Dunn R F, Kelly D T, Freedman S B, Uren R F
Aust N Z J Med. 1980 Dec;10(6):629-35. doi: 10.1111/j.1445-5994.1980.tb04244.x.
Serial myocardial perfusion scanning was performed in 30 patients with acute myocardial infarction. Scanning was commenced less than six hours after onset of symptoms in 12 patients, 6-24 hr in eight and 24-120 hr in ten. All 30 patients showed thallium defects corresponding to the ECG site of infarction. When initial and four-hour scans were compared, constant defects were present in ten patients and changing defects in 20. Of the 169 segments with defects on the initial scan, 117 (69%) remained constant, 41 (24%) improved, and 11 (7%) deteriorated. More defects changed in the patients scanned earlier (less than 6 hr) than in the patients scanned later (more than 6 hr) (42% vs 23% P less than 0.025), and more defects changed in patients with subendocardial compared to transmural infarction (49% vs 26% P less than 0.025). During a mean follow-up period of 18 months, seven patients died, two developed left ventricular failure, seven had angina and 14 remained asymptomatic. The non-survivors had significantly larger thallium defects than the survivors (55 +/- 15% vs 37 +/- 14%, P less than 0.005). Serial change on thallium scanning was not related to the clinical course. Perfusion defects on serial thallium scanning are useful in detecting and localising early myocardial infarction and the size of defects is related to the subsequent clinical course.
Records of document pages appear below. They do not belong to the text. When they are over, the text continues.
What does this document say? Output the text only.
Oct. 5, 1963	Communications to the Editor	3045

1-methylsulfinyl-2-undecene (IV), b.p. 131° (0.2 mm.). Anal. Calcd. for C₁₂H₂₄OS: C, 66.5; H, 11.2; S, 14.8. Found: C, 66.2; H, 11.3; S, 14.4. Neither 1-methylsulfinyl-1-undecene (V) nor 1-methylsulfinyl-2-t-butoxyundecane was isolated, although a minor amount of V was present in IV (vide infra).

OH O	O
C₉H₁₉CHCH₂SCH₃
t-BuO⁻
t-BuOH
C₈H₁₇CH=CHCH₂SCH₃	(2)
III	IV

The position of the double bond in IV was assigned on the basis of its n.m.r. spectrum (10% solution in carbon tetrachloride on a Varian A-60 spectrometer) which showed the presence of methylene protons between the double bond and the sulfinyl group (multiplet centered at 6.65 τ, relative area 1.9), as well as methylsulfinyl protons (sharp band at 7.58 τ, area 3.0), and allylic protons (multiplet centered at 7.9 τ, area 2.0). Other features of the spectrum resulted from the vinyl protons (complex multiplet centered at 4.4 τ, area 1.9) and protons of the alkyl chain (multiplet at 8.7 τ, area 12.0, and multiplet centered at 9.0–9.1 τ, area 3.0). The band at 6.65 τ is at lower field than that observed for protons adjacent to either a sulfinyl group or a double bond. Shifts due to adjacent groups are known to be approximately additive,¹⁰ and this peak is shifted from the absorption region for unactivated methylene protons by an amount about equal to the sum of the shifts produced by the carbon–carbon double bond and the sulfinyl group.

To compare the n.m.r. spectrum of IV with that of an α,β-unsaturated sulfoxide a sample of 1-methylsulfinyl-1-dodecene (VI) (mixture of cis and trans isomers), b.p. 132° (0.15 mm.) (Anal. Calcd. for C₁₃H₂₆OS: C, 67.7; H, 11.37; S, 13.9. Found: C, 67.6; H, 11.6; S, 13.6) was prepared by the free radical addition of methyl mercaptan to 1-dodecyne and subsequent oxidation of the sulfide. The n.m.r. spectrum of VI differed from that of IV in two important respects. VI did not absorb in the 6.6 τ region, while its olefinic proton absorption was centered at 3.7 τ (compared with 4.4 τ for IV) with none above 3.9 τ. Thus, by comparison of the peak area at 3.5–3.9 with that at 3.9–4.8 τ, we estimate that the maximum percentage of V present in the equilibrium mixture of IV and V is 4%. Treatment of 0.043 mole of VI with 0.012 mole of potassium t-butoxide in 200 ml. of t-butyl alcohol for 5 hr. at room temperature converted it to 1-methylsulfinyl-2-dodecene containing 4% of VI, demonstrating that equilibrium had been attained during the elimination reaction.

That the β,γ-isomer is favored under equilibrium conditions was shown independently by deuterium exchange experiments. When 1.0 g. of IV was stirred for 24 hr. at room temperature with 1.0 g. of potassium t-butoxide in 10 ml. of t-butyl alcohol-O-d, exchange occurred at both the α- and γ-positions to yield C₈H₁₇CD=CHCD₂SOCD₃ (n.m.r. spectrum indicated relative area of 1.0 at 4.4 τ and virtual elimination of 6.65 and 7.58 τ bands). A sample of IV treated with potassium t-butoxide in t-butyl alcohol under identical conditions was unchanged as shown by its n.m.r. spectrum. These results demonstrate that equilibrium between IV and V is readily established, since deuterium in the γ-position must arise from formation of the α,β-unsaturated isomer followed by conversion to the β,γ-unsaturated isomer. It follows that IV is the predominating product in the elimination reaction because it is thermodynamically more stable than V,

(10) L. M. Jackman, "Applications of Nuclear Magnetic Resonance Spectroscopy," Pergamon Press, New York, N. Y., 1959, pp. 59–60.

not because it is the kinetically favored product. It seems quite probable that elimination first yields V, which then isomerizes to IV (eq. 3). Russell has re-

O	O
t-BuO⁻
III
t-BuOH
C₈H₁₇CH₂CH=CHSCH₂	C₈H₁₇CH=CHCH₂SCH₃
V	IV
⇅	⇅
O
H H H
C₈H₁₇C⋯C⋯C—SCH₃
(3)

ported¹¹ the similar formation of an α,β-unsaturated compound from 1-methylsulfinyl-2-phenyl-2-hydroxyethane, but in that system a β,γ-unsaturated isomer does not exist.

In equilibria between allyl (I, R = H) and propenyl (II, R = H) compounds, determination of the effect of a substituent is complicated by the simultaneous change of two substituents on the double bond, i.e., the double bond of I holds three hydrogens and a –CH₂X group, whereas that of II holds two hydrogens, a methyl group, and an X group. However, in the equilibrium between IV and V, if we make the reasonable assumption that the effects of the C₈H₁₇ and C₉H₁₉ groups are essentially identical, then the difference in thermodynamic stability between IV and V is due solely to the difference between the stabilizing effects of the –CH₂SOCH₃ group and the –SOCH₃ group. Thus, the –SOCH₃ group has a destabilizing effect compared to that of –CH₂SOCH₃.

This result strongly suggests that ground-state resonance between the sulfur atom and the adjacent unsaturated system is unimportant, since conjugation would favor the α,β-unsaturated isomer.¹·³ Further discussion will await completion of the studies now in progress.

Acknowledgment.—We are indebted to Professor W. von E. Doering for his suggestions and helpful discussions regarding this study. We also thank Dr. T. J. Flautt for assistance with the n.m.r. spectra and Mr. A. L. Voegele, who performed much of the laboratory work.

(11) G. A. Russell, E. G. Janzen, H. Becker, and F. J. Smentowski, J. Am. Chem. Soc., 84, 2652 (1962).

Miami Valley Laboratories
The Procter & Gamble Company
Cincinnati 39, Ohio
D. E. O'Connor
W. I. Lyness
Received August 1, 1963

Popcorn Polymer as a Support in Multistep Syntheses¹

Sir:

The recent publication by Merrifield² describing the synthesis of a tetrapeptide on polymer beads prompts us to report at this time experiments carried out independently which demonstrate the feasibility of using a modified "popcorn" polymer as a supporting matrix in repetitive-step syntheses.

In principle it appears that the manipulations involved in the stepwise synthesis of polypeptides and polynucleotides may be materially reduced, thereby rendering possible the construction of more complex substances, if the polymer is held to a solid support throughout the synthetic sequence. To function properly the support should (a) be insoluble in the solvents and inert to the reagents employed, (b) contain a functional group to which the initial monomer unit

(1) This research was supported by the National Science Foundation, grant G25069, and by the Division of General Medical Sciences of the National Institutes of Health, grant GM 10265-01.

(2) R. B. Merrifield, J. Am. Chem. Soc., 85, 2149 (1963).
Changing perfusion defects on serial scanning suggesting peri-infarctional ischaemia are common, and make assessment of therapeutic interventions to limit infarct size difficult, but are not related to the clinical course.
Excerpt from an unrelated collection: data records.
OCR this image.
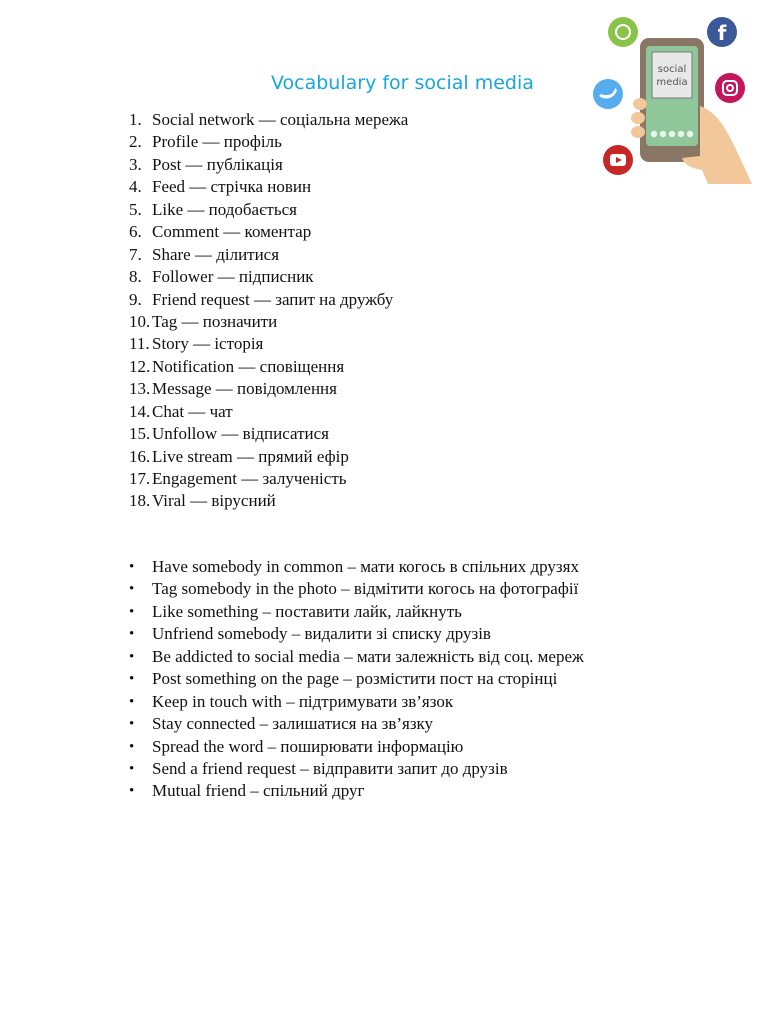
Vocabulary for social media
social
media
f
1. Social network — соціальна мережа
2. Profile — профіль
3. Post — публікація
4. Feed — стрічка новин
5. Like — подобається
6. Comment — коментар
7. Share — ділитися
8. Follower — підписник
9. Friend request — запит на дружбу
10. Tag — позначити
11. Story — історія
12. Notification — сповіщення
13. Message — повідомлення
14. Chat — чат
15. Unfollow — відписатися
16. Live stream — прямий ефір
17. Engagement — залученість
18. Viral — вірусний
• Have somebody in common – мати когось в спільних друзях
• Tag somebody in the photo – відмітити когось на фотографії
• Like something – поставити лайк, лайкнуть
• Unfriend somebody – видалити зі списку друзів
• Be addicted to social media – мати залежність від соц. мереж
• Post something on the page – розмістити пост на сторінці
• Keep in touch with – підтримувати зв’язок
• Stay connected – залишатися на зв’язку
• Spread the word – поширювати інформацію
• Send a friend request – відправити запит до друзів
• Mutual friend – спільний друг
对30例急性心肌梗死患者进行了系列心肌灌注扫描。12例患者在症状发作后不到6小时开始扫描,8例在6 - 24小时开始,10例在24 - 120小时开始。所有30例患者均显示与心电图梗死部位相对应的铊缺损。当比较初始扫描和4小时后的扫描时,10例患者有持续缺损,20例有变化性缺损。在初始扫描有缺损的169个节段中,117个(69%)保持不变,41个(24%)改善,11个(7%)恶化。早期扫描(不到6小时)的患者比晚期扫描(超过6小时)的患者有更多的缺损发生变化(42%对23%,P<0.025),心内膜下梗死患者比透壁梗死患者有更多的缺损发生变化(49%对26%,P<0.025)。在平均18个月的随访期内,7例患者死亡,2例发生左心室衰竭,7例有心绞痛,14例无症状。非存活者的铊缺损明显大于存活者(55±15%对37±14%,P<0.005)。铊扫描的系列变化与临床病程无关。系列铊扫描上的灌注缺损有助于早期心肌梗死的检测和定位,缺损大小与随后的临床病程有关。系列扫描上变化的灌注缺损提示梗死周边缺血很常见,这使得评估限制梗死面积的治疗干预措施变得困难,但与临床病程无关。